Sudan was rated as increasingly favorable for conspiracy operations against the government of President Jaafar Nimeiry. Southern Sudanese guerrilla activity, coupled with “food and energy shortages” made Nimeiry “increasingly vulnerable to a coup” in the eyes of the CIA destabilization planners. On April 6, 1985, while Nimeiry was on an official visit to the United States to meet President Ronald Reagan, he was deposed in a coup led by his defense minister, Abdel Rahman Swar al-Dahab, an ally of the fundamentalist Muslim Brotherhood, a Islamist party rumored to have been created and controlled by British MI-6 intelligence. The CIA report, issued in January 1985, gave Nimeiry from six months to two years in office before being ousted by a military coup. He was ousted in a coup two months after the issuance of the CIA report.

Another nation rated as highly vulnerable to opposition conspiracy operations was Pakistan. Its leader, General Muhammad Zia Ul-Haq, was seen by the CIA as reaping “political backlash” from Pakistan’s opposition. On August 17, 1988, after he viewed a demonstration of the prowess of the U.S. M1 Abrams tank in Bahawalpur, Zia and U.S. ambassador to Pakistan Arnold Raphel departed the town in a U.S.-made C-130 Hercules aircraft en route to Islamabad. The plane crashed, killing Zia, his senior advisers, Raphel, and the head of the U.S. military aid mission in Pakistan. There was speculation that the CIA, possibly using Indian and/or Israeli intelligence operatives, was responsible for the crash. The 1985 CIA report reckoned that Zia had between six months to two years before being ousted in an opposition conspiracy operation.

The CIA had been accused of fomenting Sikh violence against the Indian government, actions that finalyl led to the assassination of Indian Prime Minister Indira Gandhi by her Sikh bodyguards in 1984, the year prior to the issuance of the CIA instability report. The CIA report stated that Mrs. Gandhi’s successor, her son, Rajiv Gandhi, faced inter-religious turbulence during the next six months in office. Rajiv Gandhi was killed by a suicide bomber in Tamil Nadu in 1991. The assassination was blamed on Sri Lankan Tamil terrorists but there were suspicions that the CIA was involved in eliminating from the Indian political scene another member of the family of non-aligned nations champion Jawaharlal Nehru.

The CIA appears to predict Rajiv Gandhi’s assassination: “Assassination attempts are highly likely.”

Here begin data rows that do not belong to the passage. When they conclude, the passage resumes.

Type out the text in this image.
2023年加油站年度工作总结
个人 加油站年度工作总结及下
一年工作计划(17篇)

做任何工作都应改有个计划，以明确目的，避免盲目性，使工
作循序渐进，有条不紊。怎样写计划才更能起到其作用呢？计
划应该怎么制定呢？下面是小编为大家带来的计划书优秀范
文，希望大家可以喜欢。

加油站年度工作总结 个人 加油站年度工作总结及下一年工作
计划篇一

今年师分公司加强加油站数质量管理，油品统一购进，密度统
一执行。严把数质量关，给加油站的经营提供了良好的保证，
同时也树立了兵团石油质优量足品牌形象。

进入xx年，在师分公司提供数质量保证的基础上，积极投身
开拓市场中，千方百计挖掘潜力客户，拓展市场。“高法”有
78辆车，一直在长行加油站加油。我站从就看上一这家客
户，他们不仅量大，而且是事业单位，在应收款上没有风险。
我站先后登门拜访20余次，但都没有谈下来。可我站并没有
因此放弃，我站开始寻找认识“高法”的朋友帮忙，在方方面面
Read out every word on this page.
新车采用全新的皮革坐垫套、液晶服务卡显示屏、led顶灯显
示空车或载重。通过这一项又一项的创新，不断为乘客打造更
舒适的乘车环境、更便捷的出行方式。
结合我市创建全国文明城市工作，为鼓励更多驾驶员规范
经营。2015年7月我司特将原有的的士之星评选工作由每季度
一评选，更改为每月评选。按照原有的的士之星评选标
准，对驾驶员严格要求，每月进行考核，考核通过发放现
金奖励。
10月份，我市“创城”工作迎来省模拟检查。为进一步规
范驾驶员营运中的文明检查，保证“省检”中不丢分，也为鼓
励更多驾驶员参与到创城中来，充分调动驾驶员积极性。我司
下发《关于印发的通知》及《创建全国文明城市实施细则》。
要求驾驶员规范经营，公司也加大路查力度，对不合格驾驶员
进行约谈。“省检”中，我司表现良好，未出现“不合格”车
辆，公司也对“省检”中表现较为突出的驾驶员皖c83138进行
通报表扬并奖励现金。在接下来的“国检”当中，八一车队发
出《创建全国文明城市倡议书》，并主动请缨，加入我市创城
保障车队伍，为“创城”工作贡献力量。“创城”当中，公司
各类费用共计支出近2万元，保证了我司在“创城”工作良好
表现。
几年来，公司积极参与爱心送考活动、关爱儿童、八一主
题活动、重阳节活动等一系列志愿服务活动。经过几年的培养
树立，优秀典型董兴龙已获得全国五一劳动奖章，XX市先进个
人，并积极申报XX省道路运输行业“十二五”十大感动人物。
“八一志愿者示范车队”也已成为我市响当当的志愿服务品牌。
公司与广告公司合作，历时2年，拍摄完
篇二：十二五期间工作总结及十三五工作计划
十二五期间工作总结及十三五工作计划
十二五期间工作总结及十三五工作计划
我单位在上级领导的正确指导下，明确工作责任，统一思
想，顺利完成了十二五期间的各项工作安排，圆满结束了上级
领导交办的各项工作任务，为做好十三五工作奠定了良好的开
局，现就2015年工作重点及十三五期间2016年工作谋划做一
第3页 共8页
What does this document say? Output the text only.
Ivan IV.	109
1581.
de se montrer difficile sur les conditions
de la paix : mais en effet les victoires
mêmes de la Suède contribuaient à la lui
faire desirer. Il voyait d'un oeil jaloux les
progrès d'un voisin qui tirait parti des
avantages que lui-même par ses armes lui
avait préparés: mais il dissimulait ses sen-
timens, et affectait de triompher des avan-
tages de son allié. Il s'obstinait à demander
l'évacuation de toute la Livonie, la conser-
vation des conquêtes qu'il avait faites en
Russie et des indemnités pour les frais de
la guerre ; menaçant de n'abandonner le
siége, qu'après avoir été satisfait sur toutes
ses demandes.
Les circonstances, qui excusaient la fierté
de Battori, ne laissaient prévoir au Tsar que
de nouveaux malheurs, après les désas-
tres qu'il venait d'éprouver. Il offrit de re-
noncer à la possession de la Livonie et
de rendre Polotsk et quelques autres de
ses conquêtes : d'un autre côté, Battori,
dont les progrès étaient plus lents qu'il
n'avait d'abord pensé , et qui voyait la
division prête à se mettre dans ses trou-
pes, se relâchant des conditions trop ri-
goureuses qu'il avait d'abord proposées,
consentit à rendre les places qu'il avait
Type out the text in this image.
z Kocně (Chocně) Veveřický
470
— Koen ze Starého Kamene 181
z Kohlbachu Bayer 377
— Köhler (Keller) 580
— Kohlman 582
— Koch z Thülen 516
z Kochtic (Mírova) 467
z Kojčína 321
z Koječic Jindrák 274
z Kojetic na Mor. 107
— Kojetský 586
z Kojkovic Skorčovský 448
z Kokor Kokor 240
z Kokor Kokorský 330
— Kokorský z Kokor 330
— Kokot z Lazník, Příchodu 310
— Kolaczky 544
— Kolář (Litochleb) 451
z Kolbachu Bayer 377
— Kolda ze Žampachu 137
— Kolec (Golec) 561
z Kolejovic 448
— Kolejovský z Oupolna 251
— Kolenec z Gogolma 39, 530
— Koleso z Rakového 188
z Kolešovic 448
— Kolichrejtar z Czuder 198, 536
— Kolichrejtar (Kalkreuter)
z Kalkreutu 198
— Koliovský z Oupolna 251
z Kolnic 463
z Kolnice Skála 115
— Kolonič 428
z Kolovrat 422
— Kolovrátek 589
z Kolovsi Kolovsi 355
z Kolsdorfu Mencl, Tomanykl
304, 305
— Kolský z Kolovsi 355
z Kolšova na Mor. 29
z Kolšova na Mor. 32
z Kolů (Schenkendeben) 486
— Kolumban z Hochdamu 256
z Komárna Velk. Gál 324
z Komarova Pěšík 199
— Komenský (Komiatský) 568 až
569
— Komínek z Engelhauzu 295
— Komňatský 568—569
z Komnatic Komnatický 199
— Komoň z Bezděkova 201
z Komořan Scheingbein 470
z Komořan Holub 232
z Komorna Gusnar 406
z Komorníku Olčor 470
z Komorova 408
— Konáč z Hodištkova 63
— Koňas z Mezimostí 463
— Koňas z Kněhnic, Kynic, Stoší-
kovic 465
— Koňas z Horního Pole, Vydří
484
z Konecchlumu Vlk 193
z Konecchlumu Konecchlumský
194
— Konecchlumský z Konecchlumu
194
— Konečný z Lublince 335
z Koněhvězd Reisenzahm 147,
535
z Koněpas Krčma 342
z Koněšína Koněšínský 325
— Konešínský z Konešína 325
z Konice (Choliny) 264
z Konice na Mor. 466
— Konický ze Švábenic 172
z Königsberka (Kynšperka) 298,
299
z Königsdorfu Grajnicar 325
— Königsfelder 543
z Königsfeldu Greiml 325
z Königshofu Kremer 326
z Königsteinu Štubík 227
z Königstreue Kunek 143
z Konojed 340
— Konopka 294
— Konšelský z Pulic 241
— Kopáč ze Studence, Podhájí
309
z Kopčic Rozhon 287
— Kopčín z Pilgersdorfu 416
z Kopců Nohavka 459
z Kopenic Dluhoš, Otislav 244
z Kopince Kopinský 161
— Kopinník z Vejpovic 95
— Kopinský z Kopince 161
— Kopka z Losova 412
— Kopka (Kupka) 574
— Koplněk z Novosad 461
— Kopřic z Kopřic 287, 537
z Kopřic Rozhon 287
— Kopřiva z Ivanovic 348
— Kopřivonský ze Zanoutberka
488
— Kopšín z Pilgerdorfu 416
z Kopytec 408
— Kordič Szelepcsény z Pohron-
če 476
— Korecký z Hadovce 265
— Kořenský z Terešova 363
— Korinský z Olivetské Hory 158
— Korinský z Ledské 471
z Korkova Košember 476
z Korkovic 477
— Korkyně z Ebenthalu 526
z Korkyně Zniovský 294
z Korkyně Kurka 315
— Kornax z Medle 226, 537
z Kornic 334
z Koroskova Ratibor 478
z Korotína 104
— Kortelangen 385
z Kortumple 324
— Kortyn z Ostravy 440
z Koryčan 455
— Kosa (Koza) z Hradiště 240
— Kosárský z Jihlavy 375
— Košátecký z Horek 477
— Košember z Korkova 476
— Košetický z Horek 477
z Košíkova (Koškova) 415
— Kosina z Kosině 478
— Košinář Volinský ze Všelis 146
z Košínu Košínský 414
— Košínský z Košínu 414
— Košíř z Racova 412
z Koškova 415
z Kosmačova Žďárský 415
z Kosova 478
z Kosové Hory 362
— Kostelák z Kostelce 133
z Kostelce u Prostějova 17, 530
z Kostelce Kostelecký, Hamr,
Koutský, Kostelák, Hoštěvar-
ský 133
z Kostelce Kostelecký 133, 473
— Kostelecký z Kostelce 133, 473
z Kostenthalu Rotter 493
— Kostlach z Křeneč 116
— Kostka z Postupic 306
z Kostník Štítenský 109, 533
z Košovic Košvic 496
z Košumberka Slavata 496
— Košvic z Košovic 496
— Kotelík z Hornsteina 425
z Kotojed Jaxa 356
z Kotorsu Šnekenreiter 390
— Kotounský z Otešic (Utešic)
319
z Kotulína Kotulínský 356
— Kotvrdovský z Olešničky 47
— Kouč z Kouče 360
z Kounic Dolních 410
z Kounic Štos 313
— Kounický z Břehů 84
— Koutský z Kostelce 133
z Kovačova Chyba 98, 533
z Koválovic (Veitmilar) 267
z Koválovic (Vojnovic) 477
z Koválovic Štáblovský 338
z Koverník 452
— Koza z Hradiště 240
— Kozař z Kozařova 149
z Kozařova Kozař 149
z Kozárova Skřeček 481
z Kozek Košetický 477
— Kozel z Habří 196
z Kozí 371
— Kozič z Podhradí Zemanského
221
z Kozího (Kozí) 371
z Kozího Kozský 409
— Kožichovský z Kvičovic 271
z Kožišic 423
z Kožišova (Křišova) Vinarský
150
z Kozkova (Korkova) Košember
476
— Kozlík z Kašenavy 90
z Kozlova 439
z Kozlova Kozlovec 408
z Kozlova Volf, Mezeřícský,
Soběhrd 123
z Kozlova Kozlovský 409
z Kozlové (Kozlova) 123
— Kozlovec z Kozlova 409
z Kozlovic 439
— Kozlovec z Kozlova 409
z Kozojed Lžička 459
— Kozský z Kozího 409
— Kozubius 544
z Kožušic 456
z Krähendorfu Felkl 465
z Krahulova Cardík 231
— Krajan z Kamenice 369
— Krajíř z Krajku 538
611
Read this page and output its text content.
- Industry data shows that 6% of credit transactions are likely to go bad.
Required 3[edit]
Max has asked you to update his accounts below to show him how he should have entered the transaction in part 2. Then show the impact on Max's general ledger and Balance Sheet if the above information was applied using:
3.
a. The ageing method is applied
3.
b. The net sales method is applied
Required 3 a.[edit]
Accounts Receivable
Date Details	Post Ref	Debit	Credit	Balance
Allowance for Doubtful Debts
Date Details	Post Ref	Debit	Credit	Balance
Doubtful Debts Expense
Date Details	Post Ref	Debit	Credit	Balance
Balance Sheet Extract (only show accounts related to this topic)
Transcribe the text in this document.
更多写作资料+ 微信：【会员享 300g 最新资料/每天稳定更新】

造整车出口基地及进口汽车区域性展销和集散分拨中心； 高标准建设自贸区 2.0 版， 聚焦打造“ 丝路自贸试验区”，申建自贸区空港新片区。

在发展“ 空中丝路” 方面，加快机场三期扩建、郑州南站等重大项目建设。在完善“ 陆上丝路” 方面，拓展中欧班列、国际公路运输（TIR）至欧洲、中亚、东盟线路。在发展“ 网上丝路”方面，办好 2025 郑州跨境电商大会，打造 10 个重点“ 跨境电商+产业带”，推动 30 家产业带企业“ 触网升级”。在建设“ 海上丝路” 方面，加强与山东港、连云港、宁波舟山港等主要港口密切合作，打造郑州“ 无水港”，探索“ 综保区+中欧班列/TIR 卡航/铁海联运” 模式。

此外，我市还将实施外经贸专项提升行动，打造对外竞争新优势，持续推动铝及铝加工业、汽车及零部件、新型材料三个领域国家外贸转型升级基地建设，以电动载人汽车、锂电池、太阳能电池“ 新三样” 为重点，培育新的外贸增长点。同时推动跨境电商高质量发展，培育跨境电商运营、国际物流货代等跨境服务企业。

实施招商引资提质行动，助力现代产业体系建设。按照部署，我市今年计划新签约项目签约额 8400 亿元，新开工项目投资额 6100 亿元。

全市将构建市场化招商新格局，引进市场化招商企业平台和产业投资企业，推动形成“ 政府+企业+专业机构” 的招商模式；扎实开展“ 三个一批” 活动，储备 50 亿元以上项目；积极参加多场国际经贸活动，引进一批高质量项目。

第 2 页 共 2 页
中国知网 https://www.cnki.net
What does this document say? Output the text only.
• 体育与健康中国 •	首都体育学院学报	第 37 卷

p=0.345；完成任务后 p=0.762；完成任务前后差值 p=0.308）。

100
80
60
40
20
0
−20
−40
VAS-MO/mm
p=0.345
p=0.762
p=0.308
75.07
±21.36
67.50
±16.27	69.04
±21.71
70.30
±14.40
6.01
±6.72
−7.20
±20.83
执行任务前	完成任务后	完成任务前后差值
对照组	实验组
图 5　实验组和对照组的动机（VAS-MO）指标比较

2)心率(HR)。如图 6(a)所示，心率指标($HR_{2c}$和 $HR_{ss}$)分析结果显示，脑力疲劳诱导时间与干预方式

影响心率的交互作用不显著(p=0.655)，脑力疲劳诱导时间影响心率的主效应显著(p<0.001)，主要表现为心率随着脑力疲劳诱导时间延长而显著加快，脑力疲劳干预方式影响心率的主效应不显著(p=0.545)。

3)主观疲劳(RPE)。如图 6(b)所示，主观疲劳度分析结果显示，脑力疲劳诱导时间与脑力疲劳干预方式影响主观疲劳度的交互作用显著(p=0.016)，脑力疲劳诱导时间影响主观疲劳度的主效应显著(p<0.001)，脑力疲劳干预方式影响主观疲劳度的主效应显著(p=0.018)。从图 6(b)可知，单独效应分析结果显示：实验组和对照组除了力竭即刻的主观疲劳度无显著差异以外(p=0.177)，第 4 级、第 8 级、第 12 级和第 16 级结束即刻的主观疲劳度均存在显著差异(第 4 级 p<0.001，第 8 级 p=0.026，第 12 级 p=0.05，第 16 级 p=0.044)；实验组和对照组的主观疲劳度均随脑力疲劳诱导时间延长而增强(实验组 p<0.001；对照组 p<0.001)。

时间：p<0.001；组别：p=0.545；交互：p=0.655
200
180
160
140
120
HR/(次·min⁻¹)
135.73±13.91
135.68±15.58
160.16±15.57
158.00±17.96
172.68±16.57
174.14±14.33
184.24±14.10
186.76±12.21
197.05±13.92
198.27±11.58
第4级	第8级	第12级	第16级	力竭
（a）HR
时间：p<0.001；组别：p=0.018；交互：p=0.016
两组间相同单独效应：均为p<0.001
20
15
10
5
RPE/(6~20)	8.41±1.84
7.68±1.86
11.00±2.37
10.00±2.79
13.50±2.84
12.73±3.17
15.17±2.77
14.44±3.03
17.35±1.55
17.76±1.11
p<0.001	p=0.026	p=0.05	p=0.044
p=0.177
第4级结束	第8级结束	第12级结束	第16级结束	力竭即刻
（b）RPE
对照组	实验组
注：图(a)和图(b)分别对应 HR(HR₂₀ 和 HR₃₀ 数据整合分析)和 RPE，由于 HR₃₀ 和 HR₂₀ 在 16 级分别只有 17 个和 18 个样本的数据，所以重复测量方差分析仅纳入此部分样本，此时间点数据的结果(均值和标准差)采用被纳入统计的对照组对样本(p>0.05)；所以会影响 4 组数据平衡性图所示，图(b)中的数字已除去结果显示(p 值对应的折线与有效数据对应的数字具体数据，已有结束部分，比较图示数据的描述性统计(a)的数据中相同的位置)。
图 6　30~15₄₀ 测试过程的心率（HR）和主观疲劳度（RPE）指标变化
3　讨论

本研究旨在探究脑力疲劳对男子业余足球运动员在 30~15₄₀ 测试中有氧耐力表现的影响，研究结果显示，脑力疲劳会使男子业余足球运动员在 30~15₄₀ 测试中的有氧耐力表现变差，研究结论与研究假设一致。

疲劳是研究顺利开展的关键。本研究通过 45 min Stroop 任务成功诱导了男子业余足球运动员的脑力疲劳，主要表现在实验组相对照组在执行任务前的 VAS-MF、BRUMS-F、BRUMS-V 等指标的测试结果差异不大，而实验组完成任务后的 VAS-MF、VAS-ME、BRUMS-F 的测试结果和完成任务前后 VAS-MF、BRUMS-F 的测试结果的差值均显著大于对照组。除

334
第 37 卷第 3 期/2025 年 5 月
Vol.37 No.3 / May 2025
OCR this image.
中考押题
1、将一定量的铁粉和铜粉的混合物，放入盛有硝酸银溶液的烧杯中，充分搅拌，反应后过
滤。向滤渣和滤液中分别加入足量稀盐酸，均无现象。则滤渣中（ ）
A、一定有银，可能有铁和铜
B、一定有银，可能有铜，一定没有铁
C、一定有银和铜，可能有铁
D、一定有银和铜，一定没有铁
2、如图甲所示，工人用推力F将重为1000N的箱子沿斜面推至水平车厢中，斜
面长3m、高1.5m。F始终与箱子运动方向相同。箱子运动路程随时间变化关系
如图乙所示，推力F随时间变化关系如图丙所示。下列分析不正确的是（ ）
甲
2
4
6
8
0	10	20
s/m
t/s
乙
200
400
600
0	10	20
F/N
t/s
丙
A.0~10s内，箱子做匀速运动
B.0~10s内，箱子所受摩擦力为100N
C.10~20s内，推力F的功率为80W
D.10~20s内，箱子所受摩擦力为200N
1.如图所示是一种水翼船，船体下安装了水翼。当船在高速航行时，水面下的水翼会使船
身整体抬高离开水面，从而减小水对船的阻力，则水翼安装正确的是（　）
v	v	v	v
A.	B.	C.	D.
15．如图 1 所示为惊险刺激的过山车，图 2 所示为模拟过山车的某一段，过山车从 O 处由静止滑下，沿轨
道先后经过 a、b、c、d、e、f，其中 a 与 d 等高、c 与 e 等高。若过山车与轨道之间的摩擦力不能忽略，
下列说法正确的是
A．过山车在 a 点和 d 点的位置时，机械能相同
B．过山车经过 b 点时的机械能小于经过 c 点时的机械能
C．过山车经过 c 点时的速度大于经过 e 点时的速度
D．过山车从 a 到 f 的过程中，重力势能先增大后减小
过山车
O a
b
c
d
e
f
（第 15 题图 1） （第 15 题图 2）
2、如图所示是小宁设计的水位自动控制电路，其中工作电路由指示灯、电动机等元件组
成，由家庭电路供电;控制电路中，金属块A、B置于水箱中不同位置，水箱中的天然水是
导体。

Other leaders given little to chance of surviving “conspiracy operations” include Nigerian President Muhammadu Buhari, ousted in a coup on Augusrt 27, 1985 — some eight months after the issuance of the CIA report due to one of the main reasons cited by the CIA for his projected ouster, “a bleak financial outlook aggravated by a weak oil market.” Philippines President Ferdinand Marcos was given a poor prognosis for continuation in office following the disclosure that his Army chief of staff, General Fabian Ver, was involved in the assassination of opposition leader Benigno Aquino, who traveled from exile in the United States to a certain assassination at Manila International Airport that was known to the CIA in advance. Marcos fled into exile to Hawaii in 1986. Much of Marcos’s wealth in Japanese gold commandeered from Japanese military forces in the Philippines after World War II was transferred to the coffers of George H. W. Bush. Some would call such a charge a “conspiracy theory.” The CIA’s own document cites conspiracy operations as part of the agency’s tradecraft.

The next time someone makes the accusation that you are repeating “conspiracy theories,” just tell them “conspiracy operations” are contained in the CIA’s political instability handbook, prepared under the leadership of the ultimate Iran-contra conspiracist William Casey in January 1985. It is the proof for which the conspiracy debunkers are always clamoring.